Pemprov Sulsel bersama lintas sektor seperti Kodam dan Pemkab Gowa memberikan pelayanan maksimal kepada peserta untuk menjamin rasa aman bagi warga di tengah pandemi Covid-19.
Kepala Seksi Jaminan Sosial Dinas Sosial Kabupaten Gowa, Sofyan mengatakan, Pemkab Gowa telah menurunkan Tim Dapur Umum Lapangan (Tim Dumlap) Taruna Siaga Bencana (Tagana) Kabupaten Gowa yang hingga saat ini masih bertugas di Asrama Haji Sudiang Makassar. Mereka membantu melayani para jamaah.
"Kami bekerja sama dengan Dinas Sosial Provinsi Sulawesi Selatan di bawah koordinasi Kepala Bidang Perlindungan dan Jaminan Sosial. Kami berada di sini sejak Kamis (19/3) malam, sejak dipindahkan peserta Ijtima ke Sudiang," kata Sofyan.
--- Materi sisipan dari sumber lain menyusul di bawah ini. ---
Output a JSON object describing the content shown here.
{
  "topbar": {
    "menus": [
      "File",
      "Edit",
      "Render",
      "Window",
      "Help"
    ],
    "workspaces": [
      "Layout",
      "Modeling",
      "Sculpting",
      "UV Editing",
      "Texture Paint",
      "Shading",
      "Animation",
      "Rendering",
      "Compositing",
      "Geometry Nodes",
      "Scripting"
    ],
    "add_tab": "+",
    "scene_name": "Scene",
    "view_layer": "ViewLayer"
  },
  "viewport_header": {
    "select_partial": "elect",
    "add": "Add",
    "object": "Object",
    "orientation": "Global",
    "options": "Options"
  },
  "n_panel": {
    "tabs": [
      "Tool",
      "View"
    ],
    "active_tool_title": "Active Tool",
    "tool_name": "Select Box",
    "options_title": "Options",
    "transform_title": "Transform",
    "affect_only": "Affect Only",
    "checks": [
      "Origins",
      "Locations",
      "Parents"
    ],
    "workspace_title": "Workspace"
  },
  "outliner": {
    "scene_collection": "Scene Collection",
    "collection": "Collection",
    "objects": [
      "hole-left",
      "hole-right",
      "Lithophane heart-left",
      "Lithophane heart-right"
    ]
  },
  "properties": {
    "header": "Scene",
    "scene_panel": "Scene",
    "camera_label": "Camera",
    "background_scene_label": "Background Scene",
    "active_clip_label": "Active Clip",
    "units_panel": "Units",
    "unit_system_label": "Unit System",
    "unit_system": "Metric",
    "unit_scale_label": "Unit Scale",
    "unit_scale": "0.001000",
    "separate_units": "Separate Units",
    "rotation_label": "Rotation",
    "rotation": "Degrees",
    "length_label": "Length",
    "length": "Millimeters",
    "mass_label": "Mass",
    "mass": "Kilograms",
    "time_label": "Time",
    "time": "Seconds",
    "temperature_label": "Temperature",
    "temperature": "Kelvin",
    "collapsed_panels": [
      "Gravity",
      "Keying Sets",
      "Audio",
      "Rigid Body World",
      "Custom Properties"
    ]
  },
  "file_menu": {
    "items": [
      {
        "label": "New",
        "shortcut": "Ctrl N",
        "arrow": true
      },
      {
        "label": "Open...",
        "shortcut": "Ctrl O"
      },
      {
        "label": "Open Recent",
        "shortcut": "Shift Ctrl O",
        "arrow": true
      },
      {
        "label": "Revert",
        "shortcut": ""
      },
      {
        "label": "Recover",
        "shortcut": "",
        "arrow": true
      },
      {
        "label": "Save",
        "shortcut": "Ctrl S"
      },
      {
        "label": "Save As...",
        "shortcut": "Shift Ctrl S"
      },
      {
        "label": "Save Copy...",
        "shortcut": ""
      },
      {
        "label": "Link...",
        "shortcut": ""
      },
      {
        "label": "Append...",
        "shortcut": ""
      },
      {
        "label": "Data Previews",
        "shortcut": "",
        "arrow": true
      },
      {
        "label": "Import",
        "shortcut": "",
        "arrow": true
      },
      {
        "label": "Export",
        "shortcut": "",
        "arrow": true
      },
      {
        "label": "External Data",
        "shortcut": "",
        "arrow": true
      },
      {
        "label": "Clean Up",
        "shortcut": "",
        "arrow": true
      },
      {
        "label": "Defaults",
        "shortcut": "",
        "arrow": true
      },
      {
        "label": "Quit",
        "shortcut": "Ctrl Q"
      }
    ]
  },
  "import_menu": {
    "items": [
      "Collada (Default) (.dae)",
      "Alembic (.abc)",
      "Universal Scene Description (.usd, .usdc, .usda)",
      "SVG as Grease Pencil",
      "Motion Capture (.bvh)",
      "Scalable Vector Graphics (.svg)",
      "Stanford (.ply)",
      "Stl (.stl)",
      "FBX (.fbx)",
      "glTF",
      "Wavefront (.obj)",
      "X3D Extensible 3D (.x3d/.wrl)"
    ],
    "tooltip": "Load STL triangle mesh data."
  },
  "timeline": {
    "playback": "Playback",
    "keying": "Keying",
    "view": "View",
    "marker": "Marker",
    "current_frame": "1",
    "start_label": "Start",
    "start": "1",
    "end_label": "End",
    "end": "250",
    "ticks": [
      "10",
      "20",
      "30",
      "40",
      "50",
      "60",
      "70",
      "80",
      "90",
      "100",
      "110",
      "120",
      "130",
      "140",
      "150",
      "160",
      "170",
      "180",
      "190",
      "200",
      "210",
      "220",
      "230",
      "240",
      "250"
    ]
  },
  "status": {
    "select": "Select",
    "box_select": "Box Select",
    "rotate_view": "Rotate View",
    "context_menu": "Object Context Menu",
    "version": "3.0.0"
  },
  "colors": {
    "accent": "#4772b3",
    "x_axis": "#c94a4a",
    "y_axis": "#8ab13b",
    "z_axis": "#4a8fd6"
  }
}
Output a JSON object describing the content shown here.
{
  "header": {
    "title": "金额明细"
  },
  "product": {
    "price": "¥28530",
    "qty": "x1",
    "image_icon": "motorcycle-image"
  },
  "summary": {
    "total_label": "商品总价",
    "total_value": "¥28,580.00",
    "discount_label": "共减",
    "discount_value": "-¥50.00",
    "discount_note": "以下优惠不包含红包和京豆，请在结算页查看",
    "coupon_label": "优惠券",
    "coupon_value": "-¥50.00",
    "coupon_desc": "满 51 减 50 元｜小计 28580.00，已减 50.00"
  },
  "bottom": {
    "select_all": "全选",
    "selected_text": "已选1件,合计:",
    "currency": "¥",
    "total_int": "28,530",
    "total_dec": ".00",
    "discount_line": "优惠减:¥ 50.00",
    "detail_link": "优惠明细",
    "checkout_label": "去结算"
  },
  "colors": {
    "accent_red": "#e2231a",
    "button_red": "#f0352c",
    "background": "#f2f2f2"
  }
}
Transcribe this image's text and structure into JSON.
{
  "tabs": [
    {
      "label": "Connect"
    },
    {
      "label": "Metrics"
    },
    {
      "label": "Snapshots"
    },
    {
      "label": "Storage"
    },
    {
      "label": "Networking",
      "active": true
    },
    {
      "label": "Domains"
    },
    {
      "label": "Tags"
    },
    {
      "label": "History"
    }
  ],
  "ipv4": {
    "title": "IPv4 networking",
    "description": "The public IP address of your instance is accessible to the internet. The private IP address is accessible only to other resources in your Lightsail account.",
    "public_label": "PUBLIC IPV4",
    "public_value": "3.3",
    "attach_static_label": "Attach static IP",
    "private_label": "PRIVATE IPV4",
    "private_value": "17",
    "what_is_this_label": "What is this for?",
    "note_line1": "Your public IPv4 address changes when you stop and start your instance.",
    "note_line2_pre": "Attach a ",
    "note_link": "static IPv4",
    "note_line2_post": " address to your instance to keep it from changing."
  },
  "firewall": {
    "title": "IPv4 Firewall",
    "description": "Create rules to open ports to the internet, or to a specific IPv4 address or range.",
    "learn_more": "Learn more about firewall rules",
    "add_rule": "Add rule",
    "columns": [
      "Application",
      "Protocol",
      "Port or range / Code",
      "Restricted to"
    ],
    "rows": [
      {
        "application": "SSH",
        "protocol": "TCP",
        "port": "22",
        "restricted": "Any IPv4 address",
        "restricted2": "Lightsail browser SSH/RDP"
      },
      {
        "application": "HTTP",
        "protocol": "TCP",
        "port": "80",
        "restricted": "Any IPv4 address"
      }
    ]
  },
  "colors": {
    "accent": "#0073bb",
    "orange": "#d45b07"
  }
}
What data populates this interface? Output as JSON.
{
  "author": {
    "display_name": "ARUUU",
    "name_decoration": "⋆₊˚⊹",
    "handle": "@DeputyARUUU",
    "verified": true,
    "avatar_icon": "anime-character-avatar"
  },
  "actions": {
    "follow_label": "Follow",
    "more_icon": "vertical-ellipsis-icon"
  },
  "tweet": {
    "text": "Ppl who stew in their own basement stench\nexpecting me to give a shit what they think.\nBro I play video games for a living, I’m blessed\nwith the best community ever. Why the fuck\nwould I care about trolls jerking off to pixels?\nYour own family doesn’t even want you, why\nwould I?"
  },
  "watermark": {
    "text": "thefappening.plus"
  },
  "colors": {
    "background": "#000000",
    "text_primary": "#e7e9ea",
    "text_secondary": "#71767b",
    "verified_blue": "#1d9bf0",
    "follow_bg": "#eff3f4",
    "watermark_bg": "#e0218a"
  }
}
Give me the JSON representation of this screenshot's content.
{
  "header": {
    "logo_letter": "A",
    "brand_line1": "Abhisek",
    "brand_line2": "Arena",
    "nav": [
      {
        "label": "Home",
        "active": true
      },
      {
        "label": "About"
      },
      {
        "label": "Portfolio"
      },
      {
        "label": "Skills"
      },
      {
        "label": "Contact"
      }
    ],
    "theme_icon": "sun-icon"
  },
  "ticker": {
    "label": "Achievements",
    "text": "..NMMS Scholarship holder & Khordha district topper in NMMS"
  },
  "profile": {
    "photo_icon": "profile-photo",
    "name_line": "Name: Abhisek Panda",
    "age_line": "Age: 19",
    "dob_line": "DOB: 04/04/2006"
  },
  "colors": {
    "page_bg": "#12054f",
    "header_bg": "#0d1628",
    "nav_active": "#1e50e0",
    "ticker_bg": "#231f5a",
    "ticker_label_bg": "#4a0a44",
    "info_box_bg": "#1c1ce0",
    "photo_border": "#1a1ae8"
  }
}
Pihaknya bersama Tim Dumlap Tagana Gowa akan terus berada di Asrama Haji Sudiang hingga semua peserta Ijtima Zona Asia kembali ke daerah masing-masing. Hingga saat ini, peserta Ijtima Zona Asia yang dikarantina di Asrama Haji Sudiang sudah berangsur-angsur berkurang dan diperkirakan besok semua sudah kembali ke daerahnya masing-masing.